The research team found that “in the southeast, rural areas tend to have lower rates of upward mobility than urban areas” and that the relationship is reversed in the Midwest and Mountain West regions. In my view, what is missing here is a more explicit acknowledgment of race in these results. Many rural areas in the southeast are home to large proportions of racial and ethnic minorities, while rural communities in Iowa, which is explicitly mentioned in the data story presented on the website, are overwhelmingly white (the state of Iowa is approximately 90 percent white only according to the American Community Survey). I wrote a paper two years ago that documents many of the same patterns at the county level and I spent more time trying to explain the observed regional differences in opportunity than the Opportunity Atlas team does here. If you can scale the paywall, you can read my county-level study here. Otherwise, send me a message and maybe you can borrow my ladder. You can also read this piece by john a. powell on the role of race, residential segregation, and policy in understanding contemporary disparities in access to opportunity. But I digress.

According to the Opportunity Atlas website, 44 percent of kids from the tract where I grew up stayed there, while 61 percent remained in the same commuting zone as adults. How much of the economic mobility that the Atlas is trying to capture requires physical mobility? Unfortunately the data in the Atlas do not speak directly to that question, but the movement of people out of and into a given place clearly impacts their life outcomes, as the research team notes. I now live in this Census tract 790 miles to the northwest where the average income and other outcomes for individuals born between 1978 and 1983 are very different. The 75th percentile of parents’ income in the tract where I now live was $64,000 versus $46,000 in the Census tract where I grew up.

destination

This part of Champaign was probably farmland during the 1980s, which also invites questions about how the neighborhoods featured in the Opportunity Atlas (70,000 Census tracts in the country) have changed over the past forty years. Neighborhood change is not an exclusively urban phenomenon.
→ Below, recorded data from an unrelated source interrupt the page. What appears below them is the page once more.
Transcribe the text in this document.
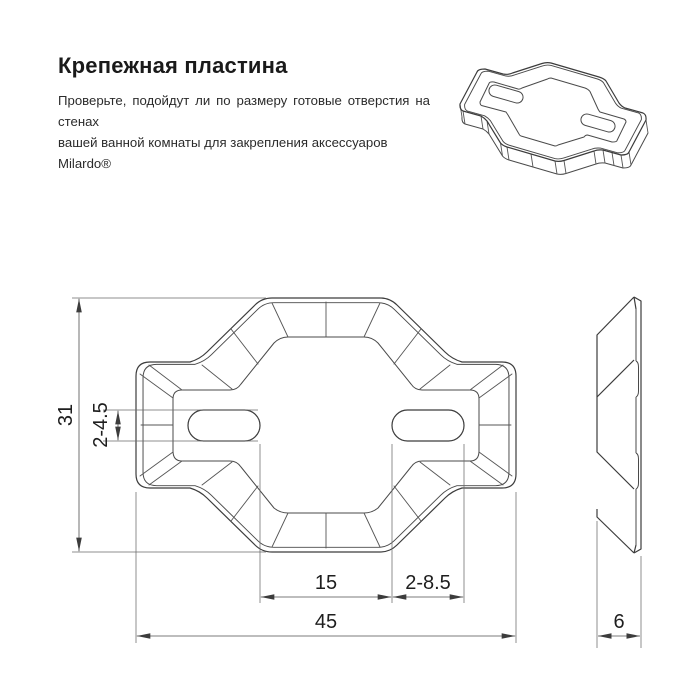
Крепежная пластина
Проверьте, подойдут ли по размеру готовые отверстия на стенах
вашей ванной комнаты для закрепления аксессуаров Milardo®
31 2-4.5
15	2-8.5
45	6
A former colleague observed that “as rural places grow they cease to be rural”. It is unclear how the Opportunity Atlas defines “rural” and how that designation might have evolved over time for many of the Census tracts in the study. More importantly, recent survey results and data suggest that physical mobility is on the decline, which raises the stakes for the place-based policies the research team advocates. I was willing and able to relocate to improve my life outcomes, but based on the data in the Atlas, my experience is the exception and not the rule.

The Opportunity Atlas succeeds at drawing attention to spatial inequality at geographic scales below the county and city, but the logical next question is how can these data be used to bring about positive change? I think the answer lies in truly understanding what has enabled the economic mobility that this data visualization documents otherwise, the neighborhood effects illustrated here have limited practical value. As someone who has lived the economic and social mobility the Opportunity Atlas highlights, I am skeptical of anyone who suggests that it can be achieved in isolation or that individuals who are smart enough and work hard can radically improve their life outcomes single-handedly. The task for urban planners—and all of us—is to remove obstacles that impede economic and social mobility and to expand the resources, networks, and culture that support it.